Begitu pula masa transisi sebelumnya, dari masa SMA menuju ke bangku kuliahan. Saat itu sangat mirip dengan apa yang kurasakan sekarang. Masa transisi yang menyedihkan. Masa transisi yang membuatku tidak ingin melangkah karena terlalu sayang melepas yang sebelumnya. Saat SMA aku menemukan teman-teman yang sangat baik, sangat hangat dan akrab, ditambah lagi saat itu masih sekelas dengan orang yang disayang. Dan ketika saat itu harus berakhir, aku merasakan duka yang sangat dalam karena aku tahu aku akan kehilangan hari-hari seru yang kulalui di SMA.

Waktu membawaku melangkah hingga empat tahun ke depan, tahun dimana aku sudah selesai dari masa perkuliahan. Inilah masa itu, masa yang kembali membawaku ke masa transisi selanjutnya dan masa yang kembali membawaku ke masa kecemasan seperti masa sebelumnya. Banyak yang ditakutkan, banyak yang dikhawatirkan tanpa tahu kemana arah kekhawatiran itu.
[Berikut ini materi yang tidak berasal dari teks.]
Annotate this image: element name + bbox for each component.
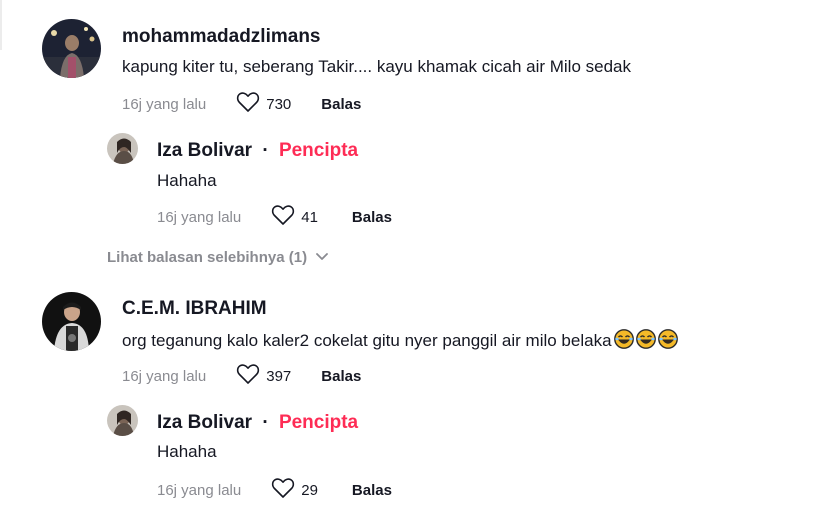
reply-username-row: Iza Bolivar · Pencipta	[157, 412, 358, 434]
face-with-tears-of-joy-icon	[613, 329, 634, 349]
avatar[interactable]	[42, 292, 101, 351]
reply-button[interactable]: Balas	[352, 209, 392, 226]
face-with-tears-of-joy-icon	[657, 329, 678, 349]
heart-icon[interactable]	[271, 204, 295, 230]
like-count: 730	[266, 95, 292, 113]
reply-time: 16j yang lalu	[157, 208, 242, 226]
reply-text: Hahaha	[157, 442, 217, 461]
comment-username[interactable]: mohammadadzlimans	[122, 26, 321, 48]
like-count: 29	[301, 481, 318, 499]
reply-meta: 16j yang lalu 29 Balas	[157, 477, 392, 503]
reply-button[interactable]: Balas	[321, 96, 361, 113]
view-more-replies-button[interactable]: Lihat balasan selebihnya (1)	[107, 249, 329, 266]
heart-icon[interactable]	[236, 91, 260, 117]
avatar[interactable]	[42, 19, 101, 78]
view-more-label: Lihat balasan selebihnya (1)	[107, 249, 308, 266]
comment-text-body: org teganung kalo kaler2 cokelat gitu ny…	[122, 331, 612, 350]
like-button[interactable]: 730	[236, 91, 291, 117]
like-button[interactable]: 397	[236, 363, 291, 389]
face-with-tears-of-joy-icon	[635, 329, 656, 349]
heart-icon[interactable]	[271, 477, 295, 503]
avatar[interactable]	[107, 133, 138, 164]
reply-username[interactable]: Iza Bolivar	[157, 140, 252, 161]
reply-meta: 16j yang lalu 41 Balas	[157, 204, 392, 230]
like-count: 397	[266, 367, 292, 385]
separator-dot: ·	[262, 412, 269, 433]
like-button[interactable]: 41	[271, 204, 318, 230]
like-button[interactable]: 29	[271, 477, 318, 503]
comment-meta: 16j yang lalu 397 Balas	[122, 363, 361, 389]
comment-time: 16j yang lalu	[122, 95, 207, 113]
comment-text: org teganung kalo kaler2 cokelat gitu ny…	[122, 329, 678, 351]
reply-time: 16j yang lalu	[157, 481, 242, 499]
separator-dot: ·	[262, 140, 269, 161]
creator-badge: Pencipta	[278, 140, 359, 161]
comment-time: 16j yang lalu	[122, 367, 207, 385]
avatar[interactable]	[107, 405, 138, 436]
reply-username-row: Iza Bolivar · Pencipta	[157, 140, 358, 162]
reply-button[interactable]: Balas	[321, 368, 361, 385]
comment-meta: 16j yang lalu 730 Balas	[122, 91, 361, 117]
like-count: 41	[301, 208, 318, 226]
creator-badge: Pencipta	[278, 412, 359, 433]
reply-button[interactable]: Balas	[352, 482, 392, 499]
comment-username[interactable]: C.E.M. IBRAHIM	[122, 298, 267, 320]
heart-icon[interactable]	[236, 363, 260, 389]
reply-username[interactable]: Iza Bolivar	[157, 412, 252, 433]
comment-text: kapung kiter tu, seberang Takir.... kayu…	[122, 57, 631, 76]
left-divider	[0, 0, 2, 50]
chevron-down-icon	[315, 249, 329, 266]
reply-text: Hahaha	[157, 171, 217, 190]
Terkadang aku penasaran, zat-zat apa saja yang menjadi komposisi otakku karena sedemikian rumitnya pikiran. Apakah ada orang lain seperti aku? Atau inikah resiko senang menyendiri? Resiko Introvert yang meyedihkan? Atau apa? Terkadang sampai iri lho melihat orang lain yang begitu gampang dan entengnya melangkah dalam hidupnya. Apakah mereka tidak secemas aku? Atau tidak adakah zat-zat seperti yang ada dalam otakku di dalam otak mereka?

Masa transisi ini sungguh sulit. Aku harus memaksa diriku untuk bisa terus maju dan perlahan-lahan meninggalkan zona nyamanku. Karena kalau tidak begitu aku akan terus terjebak dan suatu saat nanti akan menemukan diriku tertinggal terlalu jauh dari yang lainnya.